Second International Conference on Spoken Language Processing (ICSLP'92)
Banff, Alberta, Canada
In this paper, we propose a new low bit rate speech coding algorithm using a fully vector quantized ARM A analysis combined with glottal model(FVQ-GARMA). Some coding algorithm which estimate spectral parameters and glottal model parameters using Analysis-by-Synthesis (A-b-S) method was proposed to synthesize natural sounding speech. However, these conventional A-b-S methods have some problems - enormous computational load, unstable estimation, high coding bit rate because of pitch synchronous parameter quantization.

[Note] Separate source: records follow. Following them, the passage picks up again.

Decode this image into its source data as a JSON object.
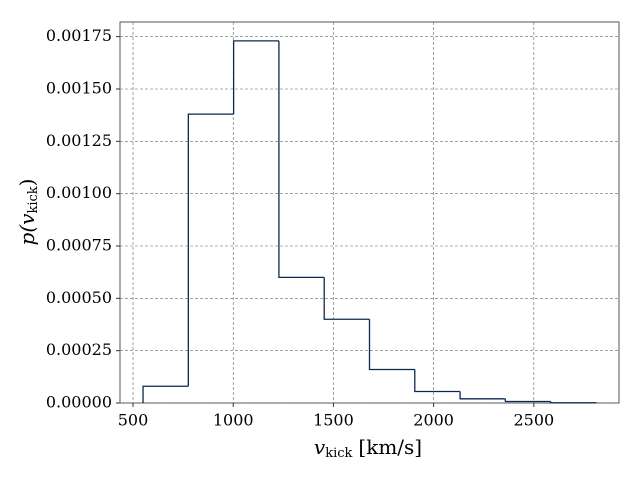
{
  "chart_data": {
    "type": "histogram",
    "xlabel": {
      "symbol": "v",
      "subscript": "kick",
      "unit": "[km/s]"
    },
    "ylabel": {
      "prefix": "p(",
      "symbol": "v",
      "subscript": "kick",
      "suffix": ")"
    },
    "bins": [
      550,
      776,
      1002,
      1228,
      1454,
      1680,
      1906,
      2132,
      2358,
      2584,
      2810
    ],
    "values": [
      8e-05,
      0.00138,
      0.00173,
      0.0006,
      0.0004,
      0.00016,
      5.5e-05,
      2e-05,
      7e-06,
      1e-06
    ],
    "color": "#0b2a50",
    "xlim": [
      435,
      2925
    ],
    "xticks": [
      500,
      1000,
      1500,
      2000,
      2500
    ],
    "ylim": [
      0,
      0.00182
    ],
    "yticks": [
      {
        "value": 0,
        "label": "0.00000"
      },
      {
        "value": 0.00025,
        "label": "0.00025"
      },
      {
        "value": 0.0005,
        "label": "0.00050"
      },
      {
        "value": 0.00075,
        "label": "0.00075"
      },
      {
        "value": 0.001,
        "label": "0.00100"
      },
      {
        "value": 0.00125,
        "label": "0.00125"
      },
      {
        "value": 0.0015,
        "label": "0.00150"
      },
      {
        "value": 0.00175,
        "label": "0.00175"
      }
    ],
    "grid": true
  }
}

To solve above problems, in the encoder of FVQ-GARMA, the analysis and the vector quantization are done simultaneously. A set of vector codes (AR,MA and glottal model) that minimizes the distortion between resultant synthetic speech and input speech is selected at every frame. In the decoder, synthetic speech is generated from parameters obtained by interpolating the set of vector codes at every pitch period. Pre-selections to reduce computational load are reported. New glottal model which is represented by 5 parameters in time-domain and easy to control glottal waveform is proposed. We show synthetic speech quality of 2.4 Kbps FVQ-GARMA is equal to that of 4.8 Kbps conventional CELP in subjective tests, and FVQ-GARMA can reduce computational load.
Bibliographic reference. Seza, Katsushi / Tasaki, Hirohisa / Takahashi, Shinya (1992): "Fully vector quantized arm a analysis combined with glottal model for low bit rate coding", In ICSLP-1992, 29-32.